A genetically engineered, nonpathogenic poliovirus vaccine appeared to improve survival time among patients with recurrent metastatic glioblastoma. That is the conclusion of investigators who conducted a noncontrolled, phase I dose-finding and dose-expansion study (ClinicalTrials.gov identifier: NCT01491893) at Duke University Medical Center (DUMC), Durham, North Carolina. The findings were published in the New England Journal of Medicine.

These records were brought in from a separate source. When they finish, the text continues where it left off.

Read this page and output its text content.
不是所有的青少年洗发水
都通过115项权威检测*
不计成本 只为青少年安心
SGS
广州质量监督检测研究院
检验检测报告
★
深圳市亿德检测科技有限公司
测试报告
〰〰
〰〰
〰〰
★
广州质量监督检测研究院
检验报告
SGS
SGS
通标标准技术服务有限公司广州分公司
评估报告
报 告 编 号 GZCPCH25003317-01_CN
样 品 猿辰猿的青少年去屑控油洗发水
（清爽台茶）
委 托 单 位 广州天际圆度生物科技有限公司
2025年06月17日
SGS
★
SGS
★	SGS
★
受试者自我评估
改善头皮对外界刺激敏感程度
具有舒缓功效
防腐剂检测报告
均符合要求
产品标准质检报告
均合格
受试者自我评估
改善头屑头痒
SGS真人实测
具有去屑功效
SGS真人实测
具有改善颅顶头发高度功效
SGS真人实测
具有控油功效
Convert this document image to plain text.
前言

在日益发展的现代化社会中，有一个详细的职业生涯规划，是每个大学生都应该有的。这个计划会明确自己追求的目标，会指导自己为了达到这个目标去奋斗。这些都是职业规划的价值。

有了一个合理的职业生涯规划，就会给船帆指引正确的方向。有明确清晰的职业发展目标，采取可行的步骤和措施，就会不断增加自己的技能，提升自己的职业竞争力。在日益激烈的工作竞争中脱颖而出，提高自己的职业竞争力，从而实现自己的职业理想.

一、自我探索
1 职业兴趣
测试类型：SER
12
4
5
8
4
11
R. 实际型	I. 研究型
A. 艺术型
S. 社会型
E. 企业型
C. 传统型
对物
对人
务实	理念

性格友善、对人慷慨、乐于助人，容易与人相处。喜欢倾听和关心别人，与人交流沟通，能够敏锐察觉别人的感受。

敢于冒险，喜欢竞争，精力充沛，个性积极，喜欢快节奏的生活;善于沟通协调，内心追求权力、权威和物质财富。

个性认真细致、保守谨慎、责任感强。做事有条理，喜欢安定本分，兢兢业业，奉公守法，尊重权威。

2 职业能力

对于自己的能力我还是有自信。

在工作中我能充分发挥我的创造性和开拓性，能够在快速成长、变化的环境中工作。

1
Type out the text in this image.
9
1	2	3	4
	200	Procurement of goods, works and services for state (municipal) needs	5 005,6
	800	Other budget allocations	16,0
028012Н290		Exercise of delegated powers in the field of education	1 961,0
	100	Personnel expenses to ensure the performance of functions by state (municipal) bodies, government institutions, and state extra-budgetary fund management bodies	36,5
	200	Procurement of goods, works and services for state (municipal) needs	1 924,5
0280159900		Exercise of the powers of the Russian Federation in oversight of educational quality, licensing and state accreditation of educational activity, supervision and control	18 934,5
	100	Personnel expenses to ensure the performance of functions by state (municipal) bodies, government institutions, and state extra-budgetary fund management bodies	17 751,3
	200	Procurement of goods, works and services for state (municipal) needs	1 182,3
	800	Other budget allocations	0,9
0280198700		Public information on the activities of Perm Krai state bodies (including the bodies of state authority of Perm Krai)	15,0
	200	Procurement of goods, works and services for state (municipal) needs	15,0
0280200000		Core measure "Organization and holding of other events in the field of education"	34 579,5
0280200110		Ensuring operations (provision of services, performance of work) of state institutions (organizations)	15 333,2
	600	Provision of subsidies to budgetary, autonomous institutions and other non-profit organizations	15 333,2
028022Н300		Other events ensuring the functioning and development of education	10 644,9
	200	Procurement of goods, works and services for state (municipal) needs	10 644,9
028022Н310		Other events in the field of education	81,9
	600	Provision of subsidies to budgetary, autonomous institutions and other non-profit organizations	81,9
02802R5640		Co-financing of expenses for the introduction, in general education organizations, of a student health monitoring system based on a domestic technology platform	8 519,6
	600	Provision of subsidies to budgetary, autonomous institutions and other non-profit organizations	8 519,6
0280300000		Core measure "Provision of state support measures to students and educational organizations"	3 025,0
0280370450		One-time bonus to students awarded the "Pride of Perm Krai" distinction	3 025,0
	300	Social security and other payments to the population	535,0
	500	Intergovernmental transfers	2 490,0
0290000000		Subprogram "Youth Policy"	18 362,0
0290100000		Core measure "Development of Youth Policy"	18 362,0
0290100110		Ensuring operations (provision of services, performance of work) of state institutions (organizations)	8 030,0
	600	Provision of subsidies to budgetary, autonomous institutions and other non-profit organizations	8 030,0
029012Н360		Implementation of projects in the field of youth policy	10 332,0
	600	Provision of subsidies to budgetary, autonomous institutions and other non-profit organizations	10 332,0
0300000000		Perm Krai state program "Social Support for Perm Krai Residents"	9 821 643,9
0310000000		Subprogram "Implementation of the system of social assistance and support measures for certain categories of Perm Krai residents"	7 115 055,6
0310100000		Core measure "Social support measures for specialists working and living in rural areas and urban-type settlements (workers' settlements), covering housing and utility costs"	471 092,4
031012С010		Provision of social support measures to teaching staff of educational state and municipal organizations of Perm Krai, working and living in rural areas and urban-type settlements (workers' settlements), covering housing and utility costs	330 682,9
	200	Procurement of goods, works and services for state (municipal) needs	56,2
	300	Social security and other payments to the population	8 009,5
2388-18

The 61 patients who received the intratumoral viral infusion had a 3-year survival rate of 21%, compared with a 4% rate in a historical control cohort of 104 patients who had received standard treatment at DUMC, reported Annick Desjardins, MD, and coauthors.
Among the patients who responded to treatment with the modified poliovirus, survival at 24 months was sustained through 36 months, the authors noted.
“Similar to many immunotherapies, it appears that some patients don’t respond for one reason or another, but if they respond, they often become long-term survivors,” Desjardins stated in a press release “The big question is, how can we make sure that everybody responds?”
Immune checkpoint blockade is not viable in patients with malignant gliomas because of scant T-cell infiltration of the tumor and its microenvironment in the brain. Desjardins and colleagues engineered a recombinant live-attenuated nonpathogenic poliovirus-1-human rhinovirus type 2 chimera (PVSRIPO) that targets the CD155 receptor. CD155 receptor is “widely expressed” on solid tumor cell surfaces and in tumor microenvironments, the authors said.
PVSRIPO is infused directly into the brain tumor using a surgically implanted catheter. It is believed to work as a vaccine, first triggering a sustained but sublethal cytotoxic infection in cells, and subsequently activating an innate antiviral interferon immune response that triggers the release of proinflammatory cytokines.
“Tumor cytotoxic effects, interferon-dominant activation of antigen-presenting cells, and the profound inflammatory response to poliovirus may counter tumor-induced immune suppression and instigate antitumor immunity,” the authors explained.
Inflammation is believed to represent an important mechanism of action for PVSRIPO. To avoid the risk of side effects associated with long-term glucocorticoid administration, the study protocol for the dose-expansion phase was changed to limit the use of glucocorticoids, which suppress inflammation.
“PVSRIPO did not induce systemic autoimmune reactions; rather, patients had neurologic symptoms owing to what we think was peritumoral inflammation related to the location of the infused tumor,” the authors noted. “To mitigate this situation, we used bevacizumab to reverse edema rapidly and to treat symptoms. The role of bevacizumab in promoting immunotherapy mechanistically complicates preclinical evidence of PVSRIPO-instigated antitumor immunity.”
Between May 2012 and May 2017, the authors enrolled 61 patients with recurrent, histopathologically confirmed WHO (World Health Organization) grade IV malignant glioma. The patients had contrast-enhancing tumors at least 1 cm and no larger than 5.5 cm in maximal diameter. Patients received one of seven intratumoral-infusion PVSRIPO doses; the 5.0 × 107 tissue-culture infectious dose (TCID50) was identified as the one that will be used in the phase II study.
One patient died of a PVSRIPO-attributable seizure, and one patient had grade 4 cerebral edema attributable to PVSRIPO. A total of 9 patients (17%) had grade 3 PVSRIPO-related toxicities. Pyramidal tract syndrome (hemiparesis) occurred in 4 patients (8%). The investigators also reported adverse events including gait disturbance, dystonia, headache, seizure, confusion, and delusions (occurring in 1 patient each).